– А-а-а, да-да, – голос хозяйки дрогнул, но затем после того, как она рассмотрела Долорес, слегка потеплел. – Вы пришли устраиваться секретарём к моему мужу? Он не ждал вас так скоро. Извините, сегодня его не будет. И завтра тоже. Но вы оставайтесь, поможете мне с одним делом. Норман, займитесь, пожалуйста, багажом мисс… Макнил.
– Ничего, у меня только одна сумка, – поспешила сообщить Долорес, так и не успевшая за проведённые в Лондоне полгода обзавестись светскими нарядами и вечерними платьями.
Долорес уже хотела честно признаться, что у неё совсем небольшой (а, точнее, никакой) опыт работы секретарём, но оказалось, что поначалу и этого опыта от неё не потребуется. Чем тогда она могла быть полезна хозяевам дома?
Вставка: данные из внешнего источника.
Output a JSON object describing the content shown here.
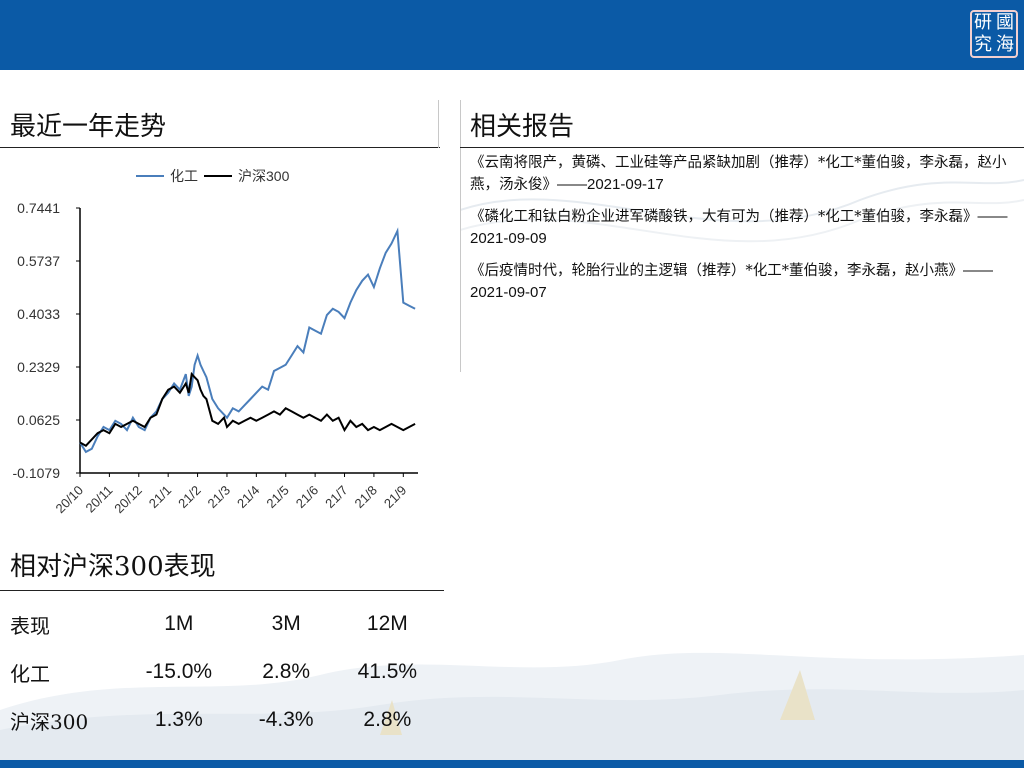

Она не сразу смогла сообразить, остаться ей или же убраться восвояси, пока не поздно. Только после того, как вызванная старым лакеем служанка взяла её одежду и попросила следовать за ней, Долорес решила посмотреть, что будет дальше, и перешла в отведённую для неё комнату. В комнате было темновато и жарко, при том, что окна были приоткрыты. Виноватыми оказались неподвижные тяжёлые шторы, которые будто впитывали всю до капли влагу с улицы. Судя по многим приметам, дом имел довольно древний возраст, не только по стилю, но и по общей изношенности, намекавшей на необходимость ремонта, и в нём было так много комнат, что в некоторых из них давно никто не жил, как в той комнате, которую предоставили в распоряжение Долорес. Ей стало неуютно от духоты и сгущавшегося на глазах мрака, но как только служанка зажгла люстру и Долорес освободилась от багажа, очень скоро её пригласили в столовую, где миссис Уэндерли попросила великодушно составить ей компанию и поужинать вместе. Столовая тоже выглядела не вполне уютной из-за слишком больших размеров, огромного стола с дюжиной стульев вокруг него и таких же тяжёлых штор, почти не пропускавших естественный свет. Кроме миссис Уэндерли и Долорес и, разумеется, пары прислуживавших им женщин, за ужином никого больше не было. Миссис Уэндерли заметила кислое выражение на лице Долорес и поспешила утешить её:
– Зовите меня просто Дора. А я буду звать вас Долорес, если не возражаете. Мы с мужем в этом доме недавно, он достался нам от его дяди, скоропостижно скончавшегося пару месяцев назад. Поэтому мы не успели здесь ничего поменять. Но я дам вам в помощь служанку, и вы сможете обустроить свою комнату, как вам будет угодно. Она уберёт пыль, приготовит вам постель, принесёт лампу с модным абажуром, а вы пока примете ванну, которая находится прямо за стеной от вас. И завтра мы поговорим о делах.
– Позвольте, но, если вашего мужа не будет в ближайшие дни, то чем я могу быть вам полезной? – задала Долорес остро интересующий её вопрос.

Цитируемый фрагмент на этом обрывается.